While freight transportation dates back thousands of years, for our purposes we decided to interview our resident trucking expert and operations manager, David Lush. With over 45 years’ experience behind the wheel of a big rig, only David could give us insight into the “good ol’ days.”
Technology has come a long way in the past 45 years, in the west coast there were few of the common makes you see today, such as: Kenworth, Peterbilt, Western Star or Volvo. You mostly saw GMC’s, Internationals and Mack Trucks. These trucks had very little torque and horsepower, as a result the lifting capacity was minimal at best. If you had to stop at a red light on a steep hill with a full load, you felt like the cab would lift off the chassis when you released the clutch. Statistics show that there is a 0.03% chance your truck will move faster if you scream at it hysterically, this works for all machinery and appliances.
Beyond the engine, the trucks also had very limited transmissions. Back in the day they had 5 and 4 transmissions, meaning there was two sticks with one of them being a 4-speed auxiliary. Imagine having to shift two gear levers! For those of you who aren’t sure what we are talking about, check out this video.
Probably the worst thing about doing a long haul in one of the old rigs was the sleeping arrangements. The used to call them “coffins,” because it literally was a box that fit your body and not much else. Trucks back then didn’t come standard with sleepers, it was usually an aftermarket product that had to be installed. Getting into your 30” wide coffin involved squeezing through a 2’ by 3’ hole in the back of the cab.

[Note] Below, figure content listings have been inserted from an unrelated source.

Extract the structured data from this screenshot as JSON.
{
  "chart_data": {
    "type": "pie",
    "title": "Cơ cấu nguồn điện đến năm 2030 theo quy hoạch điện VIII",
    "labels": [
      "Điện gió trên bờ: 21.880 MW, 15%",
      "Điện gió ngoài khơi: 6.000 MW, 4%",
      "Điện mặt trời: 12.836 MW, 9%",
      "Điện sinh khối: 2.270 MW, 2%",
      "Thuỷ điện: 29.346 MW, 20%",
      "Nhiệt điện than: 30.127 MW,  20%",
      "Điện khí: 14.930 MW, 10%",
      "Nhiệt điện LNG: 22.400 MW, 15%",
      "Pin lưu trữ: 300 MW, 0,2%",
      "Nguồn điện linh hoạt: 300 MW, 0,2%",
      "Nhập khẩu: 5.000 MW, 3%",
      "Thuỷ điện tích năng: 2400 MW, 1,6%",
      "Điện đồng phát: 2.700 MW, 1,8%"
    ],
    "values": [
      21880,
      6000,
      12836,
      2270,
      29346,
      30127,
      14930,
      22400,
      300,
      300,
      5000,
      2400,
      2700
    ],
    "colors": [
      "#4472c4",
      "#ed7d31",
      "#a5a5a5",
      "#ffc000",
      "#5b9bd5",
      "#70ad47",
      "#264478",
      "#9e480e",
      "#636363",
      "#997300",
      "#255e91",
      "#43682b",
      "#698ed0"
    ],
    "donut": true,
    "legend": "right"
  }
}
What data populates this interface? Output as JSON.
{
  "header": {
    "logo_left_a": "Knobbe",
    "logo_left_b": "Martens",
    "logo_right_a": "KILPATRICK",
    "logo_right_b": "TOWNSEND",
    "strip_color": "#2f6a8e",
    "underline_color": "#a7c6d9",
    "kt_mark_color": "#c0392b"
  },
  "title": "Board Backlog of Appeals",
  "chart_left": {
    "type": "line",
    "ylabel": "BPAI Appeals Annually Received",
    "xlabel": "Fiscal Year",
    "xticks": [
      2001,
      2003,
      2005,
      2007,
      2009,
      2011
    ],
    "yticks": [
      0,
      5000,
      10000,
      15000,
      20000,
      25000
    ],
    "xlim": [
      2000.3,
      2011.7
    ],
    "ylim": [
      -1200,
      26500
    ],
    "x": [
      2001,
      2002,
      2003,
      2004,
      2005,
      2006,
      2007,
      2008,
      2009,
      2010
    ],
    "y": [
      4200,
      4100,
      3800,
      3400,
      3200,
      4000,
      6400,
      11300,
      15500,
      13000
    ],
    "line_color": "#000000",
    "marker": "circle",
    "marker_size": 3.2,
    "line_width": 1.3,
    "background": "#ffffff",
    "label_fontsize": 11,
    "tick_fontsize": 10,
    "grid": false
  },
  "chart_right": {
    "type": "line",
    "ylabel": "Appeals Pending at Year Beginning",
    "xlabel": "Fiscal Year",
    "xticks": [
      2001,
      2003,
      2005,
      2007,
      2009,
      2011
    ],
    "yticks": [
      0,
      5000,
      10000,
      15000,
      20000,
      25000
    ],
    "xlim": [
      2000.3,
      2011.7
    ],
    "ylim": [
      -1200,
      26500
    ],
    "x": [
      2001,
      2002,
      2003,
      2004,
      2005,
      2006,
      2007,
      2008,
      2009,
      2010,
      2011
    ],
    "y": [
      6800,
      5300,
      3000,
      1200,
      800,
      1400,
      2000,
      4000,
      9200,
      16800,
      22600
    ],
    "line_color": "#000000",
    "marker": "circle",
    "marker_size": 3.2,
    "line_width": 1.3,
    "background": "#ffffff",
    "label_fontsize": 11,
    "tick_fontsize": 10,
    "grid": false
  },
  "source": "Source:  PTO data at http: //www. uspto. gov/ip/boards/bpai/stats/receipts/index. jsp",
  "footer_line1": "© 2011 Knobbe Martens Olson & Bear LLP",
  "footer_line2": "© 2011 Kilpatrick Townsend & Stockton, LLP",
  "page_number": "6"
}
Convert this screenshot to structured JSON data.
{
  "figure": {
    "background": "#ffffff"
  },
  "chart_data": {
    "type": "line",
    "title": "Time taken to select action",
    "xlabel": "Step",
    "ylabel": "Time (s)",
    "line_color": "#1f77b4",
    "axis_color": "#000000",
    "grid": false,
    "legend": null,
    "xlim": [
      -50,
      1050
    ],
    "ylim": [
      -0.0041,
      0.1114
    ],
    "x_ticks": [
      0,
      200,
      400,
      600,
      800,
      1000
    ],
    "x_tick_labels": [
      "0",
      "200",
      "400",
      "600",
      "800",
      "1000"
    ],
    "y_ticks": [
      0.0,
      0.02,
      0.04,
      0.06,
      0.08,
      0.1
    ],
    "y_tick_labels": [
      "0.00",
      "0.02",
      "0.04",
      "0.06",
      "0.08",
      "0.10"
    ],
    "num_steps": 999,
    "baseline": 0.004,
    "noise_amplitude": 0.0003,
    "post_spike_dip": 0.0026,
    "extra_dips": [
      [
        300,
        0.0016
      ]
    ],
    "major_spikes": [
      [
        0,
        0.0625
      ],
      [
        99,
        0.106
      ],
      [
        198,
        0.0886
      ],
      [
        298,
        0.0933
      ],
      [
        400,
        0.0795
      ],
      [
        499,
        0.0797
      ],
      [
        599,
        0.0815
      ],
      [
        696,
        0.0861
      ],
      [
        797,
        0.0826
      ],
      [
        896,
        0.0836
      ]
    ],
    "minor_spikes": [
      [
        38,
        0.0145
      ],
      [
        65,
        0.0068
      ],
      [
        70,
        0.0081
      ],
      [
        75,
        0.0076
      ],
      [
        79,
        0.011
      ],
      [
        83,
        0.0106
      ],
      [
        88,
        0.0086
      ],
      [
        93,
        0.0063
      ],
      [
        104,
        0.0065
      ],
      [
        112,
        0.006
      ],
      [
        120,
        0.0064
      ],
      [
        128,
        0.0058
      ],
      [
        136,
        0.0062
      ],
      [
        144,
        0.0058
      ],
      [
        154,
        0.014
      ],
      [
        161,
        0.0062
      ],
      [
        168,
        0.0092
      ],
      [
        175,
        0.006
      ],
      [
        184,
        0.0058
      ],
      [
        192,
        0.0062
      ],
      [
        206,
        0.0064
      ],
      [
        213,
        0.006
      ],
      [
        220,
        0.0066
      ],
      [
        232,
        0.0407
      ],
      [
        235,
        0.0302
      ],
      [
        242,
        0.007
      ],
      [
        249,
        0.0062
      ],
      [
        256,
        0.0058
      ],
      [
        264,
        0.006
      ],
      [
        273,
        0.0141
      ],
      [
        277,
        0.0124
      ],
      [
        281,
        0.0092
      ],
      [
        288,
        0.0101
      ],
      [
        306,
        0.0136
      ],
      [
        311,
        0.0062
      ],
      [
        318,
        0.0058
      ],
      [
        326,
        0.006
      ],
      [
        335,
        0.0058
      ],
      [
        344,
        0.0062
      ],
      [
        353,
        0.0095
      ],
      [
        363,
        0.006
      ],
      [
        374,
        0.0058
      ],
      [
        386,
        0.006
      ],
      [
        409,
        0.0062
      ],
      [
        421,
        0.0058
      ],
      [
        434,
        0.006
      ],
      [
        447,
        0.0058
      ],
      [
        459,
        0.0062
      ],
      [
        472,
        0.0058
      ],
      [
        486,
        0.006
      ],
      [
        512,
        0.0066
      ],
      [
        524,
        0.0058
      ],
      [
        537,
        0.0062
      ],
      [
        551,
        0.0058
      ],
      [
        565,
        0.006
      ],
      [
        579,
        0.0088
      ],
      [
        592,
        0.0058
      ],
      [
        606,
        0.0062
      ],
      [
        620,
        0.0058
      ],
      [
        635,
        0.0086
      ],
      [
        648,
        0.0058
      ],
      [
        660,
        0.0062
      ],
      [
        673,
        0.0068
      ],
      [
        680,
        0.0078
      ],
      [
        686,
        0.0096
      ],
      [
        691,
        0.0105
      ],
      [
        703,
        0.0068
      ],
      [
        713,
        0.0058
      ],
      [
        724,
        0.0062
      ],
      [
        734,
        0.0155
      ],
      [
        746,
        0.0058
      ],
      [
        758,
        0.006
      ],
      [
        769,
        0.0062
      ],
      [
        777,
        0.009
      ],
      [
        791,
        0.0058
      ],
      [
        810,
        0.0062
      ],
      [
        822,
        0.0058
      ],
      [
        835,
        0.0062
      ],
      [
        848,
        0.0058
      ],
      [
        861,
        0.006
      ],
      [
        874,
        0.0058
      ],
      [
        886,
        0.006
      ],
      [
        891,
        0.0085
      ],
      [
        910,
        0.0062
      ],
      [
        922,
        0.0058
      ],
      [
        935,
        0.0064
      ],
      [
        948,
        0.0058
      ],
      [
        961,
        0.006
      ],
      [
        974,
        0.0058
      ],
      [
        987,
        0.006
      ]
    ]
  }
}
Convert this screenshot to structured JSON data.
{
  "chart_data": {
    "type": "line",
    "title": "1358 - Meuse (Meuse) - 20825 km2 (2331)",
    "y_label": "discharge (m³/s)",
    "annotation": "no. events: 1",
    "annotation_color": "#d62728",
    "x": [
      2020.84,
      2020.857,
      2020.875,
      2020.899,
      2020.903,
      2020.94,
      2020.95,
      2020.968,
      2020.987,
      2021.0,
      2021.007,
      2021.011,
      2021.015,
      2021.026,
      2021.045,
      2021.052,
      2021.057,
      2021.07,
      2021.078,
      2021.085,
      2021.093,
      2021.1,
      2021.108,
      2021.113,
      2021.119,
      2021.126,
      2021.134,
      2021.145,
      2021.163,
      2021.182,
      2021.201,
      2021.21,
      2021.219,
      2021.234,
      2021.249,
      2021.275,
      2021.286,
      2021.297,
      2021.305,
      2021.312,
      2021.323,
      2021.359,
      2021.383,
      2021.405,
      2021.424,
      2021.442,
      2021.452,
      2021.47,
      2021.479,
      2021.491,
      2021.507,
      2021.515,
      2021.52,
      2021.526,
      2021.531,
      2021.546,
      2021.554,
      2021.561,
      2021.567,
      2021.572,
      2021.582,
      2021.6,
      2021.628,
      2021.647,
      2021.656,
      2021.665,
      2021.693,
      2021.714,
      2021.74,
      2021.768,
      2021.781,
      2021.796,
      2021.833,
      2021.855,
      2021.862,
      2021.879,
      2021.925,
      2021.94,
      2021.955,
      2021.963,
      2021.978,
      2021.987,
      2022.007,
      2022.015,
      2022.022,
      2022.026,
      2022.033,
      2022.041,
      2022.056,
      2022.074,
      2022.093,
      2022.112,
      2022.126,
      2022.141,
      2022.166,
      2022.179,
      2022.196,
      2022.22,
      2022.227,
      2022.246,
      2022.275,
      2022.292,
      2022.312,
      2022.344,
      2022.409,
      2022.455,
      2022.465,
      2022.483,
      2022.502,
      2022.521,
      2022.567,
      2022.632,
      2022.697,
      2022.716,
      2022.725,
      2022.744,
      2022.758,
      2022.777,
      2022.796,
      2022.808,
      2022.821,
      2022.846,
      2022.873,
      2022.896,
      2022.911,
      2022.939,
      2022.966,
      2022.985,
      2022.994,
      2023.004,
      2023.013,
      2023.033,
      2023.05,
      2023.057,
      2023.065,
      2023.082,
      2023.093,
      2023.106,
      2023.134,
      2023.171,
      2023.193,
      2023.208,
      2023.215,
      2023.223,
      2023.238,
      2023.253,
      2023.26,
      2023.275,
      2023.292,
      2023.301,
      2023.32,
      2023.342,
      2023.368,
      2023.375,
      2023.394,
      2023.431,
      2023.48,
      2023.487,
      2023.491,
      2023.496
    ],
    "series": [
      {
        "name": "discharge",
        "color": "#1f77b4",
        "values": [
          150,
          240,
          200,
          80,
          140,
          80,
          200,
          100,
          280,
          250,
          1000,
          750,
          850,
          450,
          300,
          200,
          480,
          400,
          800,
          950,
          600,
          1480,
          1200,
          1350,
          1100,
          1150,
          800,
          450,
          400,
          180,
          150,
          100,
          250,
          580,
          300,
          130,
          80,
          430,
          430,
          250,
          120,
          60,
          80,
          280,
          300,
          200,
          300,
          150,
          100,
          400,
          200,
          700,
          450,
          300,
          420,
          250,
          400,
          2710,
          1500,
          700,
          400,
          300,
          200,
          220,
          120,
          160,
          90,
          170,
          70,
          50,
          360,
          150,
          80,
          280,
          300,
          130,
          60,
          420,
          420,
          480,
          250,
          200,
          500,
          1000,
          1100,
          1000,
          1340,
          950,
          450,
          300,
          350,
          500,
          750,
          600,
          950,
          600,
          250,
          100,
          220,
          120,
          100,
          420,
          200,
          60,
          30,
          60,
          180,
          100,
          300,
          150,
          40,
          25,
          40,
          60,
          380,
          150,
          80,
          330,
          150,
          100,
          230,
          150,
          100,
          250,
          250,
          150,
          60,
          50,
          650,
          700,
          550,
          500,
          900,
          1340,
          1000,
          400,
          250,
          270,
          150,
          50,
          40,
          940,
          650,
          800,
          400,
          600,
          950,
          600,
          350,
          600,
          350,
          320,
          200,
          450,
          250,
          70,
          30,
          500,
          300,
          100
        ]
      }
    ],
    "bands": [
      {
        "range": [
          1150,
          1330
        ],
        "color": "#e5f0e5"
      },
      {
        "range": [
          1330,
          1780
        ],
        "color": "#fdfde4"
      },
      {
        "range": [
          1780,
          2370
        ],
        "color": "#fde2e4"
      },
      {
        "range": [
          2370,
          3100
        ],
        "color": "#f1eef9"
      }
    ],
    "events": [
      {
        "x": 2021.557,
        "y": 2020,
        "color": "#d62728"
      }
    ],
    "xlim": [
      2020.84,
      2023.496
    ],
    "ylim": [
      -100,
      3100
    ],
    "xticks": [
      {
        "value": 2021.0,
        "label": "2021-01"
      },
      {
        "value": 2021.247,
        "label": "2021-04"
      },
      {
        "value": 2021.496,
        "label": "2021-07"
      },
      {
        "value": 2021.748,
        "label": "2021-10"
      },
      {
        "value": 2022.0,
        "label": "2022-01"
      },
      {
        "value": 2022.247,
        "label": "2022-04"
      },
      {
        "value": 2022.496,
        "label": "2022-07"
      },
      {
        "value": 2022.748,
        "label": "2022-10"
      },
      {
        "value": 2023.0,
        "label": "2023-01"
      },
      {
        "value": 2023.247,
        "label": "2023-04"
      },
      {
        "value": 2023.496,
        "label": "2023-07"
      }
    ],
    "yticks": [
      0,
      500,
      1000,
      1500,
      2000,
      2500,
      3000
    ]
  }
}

The good news was that there was no hours of service regulations (in Canada), you just drove until you couldn’t anymore. So by the time you decided to crawl into your hole you were too tired to be claustrophobic.
Etiquette on the Road
In the early days, truckers were extremely well respected and relied upon when travelling. It was descendant from many years ago, when if you saw another traveller in distress in a remote location your obligation was to help that person. Back before cell phones and even CB radios, if a trucker saw someone broken down on the side of the road they would stop without thinking twice. With exponentially less traffic than there is currently, if you didn’t stop than they may not see another car for hours depending on the location.
Fast forward to the present and everyone is in a rush, when your only concern is making your delivery time, sometimes safety and consideration of other travellers is secondary. Truckers also used to stop for a proper meal, back when truck stops would have a nice (relatively speaking) diner with one large table for everyone to sit around and socialize. Now most truck stops have a fast food outlet and there is less of an emphasis building relationships with other truckers.
When asked what he missed the most about his early years as a trucker, David mentioned that he missed the camaraderie between his fellow truckers. With such busy lives, no one has time for each other anymore.
When asked what he considers to be the biggest improvements in the modern trucking world, David had to go with driver comfort. Trucks these days have air ride seats, double and sometimes queen sized beds, sinks, microwaves, computers, printers and a variety of other amenities. The next time you see a long haul trucker on the road you can bet that they are travelling in a miniature version of their house.
We have come a long way in the trucking industry, from sleeping in coffins to being able to track shipments with GPS and having a whisper quiet truck that can handle over 50 tons of cargo.
However, for all of our advances in technology, it is important to never lose sight of where we came from and how we got here.